The tent shaped construction from the 1960s did not offer too much comfort so far: darkened wood panels on the ceiling, ageing face concrete and the sluggish floor heating did not achieve room temperature in winter beyond 13° C, because lack of insulation losing heat to the ground.
So, a concept for increased comfort was the task for Transsolar, with the annual energy consumption of 265,000 kWh for heating expected to decrease – or at least result in some warmth in winter. An overall renovation was out of the question due to the costs, but it is important to understand that the use of a church does not correspond to that of a residential building. Therefore, the idea was to implement heating only in areas where people usually are located.

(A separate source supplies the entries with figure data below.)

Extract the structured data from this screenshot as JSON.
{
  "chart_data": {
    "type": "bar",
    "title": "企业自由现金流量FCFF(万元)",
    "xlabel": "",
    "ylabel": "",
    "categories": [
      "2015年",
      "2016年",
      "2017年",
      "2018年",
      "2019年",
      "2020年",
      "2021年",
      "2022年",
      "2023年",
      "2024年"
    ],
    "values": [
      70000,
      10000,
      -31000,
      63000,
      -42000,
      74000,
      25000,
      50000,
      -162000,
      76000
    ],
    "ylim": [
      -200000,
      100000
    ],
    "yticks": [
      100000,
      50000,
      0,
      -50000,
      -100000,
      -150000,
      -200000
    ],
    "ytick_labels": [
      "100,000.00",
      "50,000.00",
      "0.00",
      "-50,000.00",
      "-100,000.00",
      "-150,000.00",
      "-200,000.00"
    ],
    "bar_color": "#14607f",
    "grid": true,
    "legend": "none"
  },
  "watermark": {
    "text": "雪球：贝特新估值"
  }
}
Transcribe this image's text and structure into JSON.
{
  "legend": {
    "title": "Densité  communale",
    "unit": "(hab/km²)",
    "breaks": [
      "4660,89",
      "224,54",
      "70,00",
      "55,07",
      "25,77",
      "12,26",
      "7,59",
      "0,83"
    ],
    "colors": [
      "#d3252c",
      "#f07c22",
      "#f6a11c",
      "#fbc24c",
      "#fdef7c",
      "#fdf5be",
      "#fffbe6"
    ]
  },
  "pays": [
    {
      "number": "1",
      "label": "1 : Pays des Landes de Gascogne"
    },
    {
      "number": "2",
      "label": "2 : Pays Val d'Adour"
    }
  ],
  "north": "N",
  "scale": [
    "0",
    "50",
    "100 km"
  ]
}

The top layer of the floor comprising of old bricks had to give way for an insulation towards the ground and for the modern underfloor heating in the screed of the area where the pews are, ready to heat the “congregation island” on demand. Bright terrazzo coatings blend well with the new radiant heat. In case of a very cold winter, the church benches can additionally be heated electrically, radiators were unwanted.
The new underfloor heating also has potential for future expansion. Once the funds for further refurbishment are there, photovoltaic modules could deliver energy from the roof, as suggested by Transsolar. The steep slope facing South is well suited well for PV. The energy generated could then do both, directly feed the pew heating and provide a heat pump to gain free heating energy, e.g. from the air outside.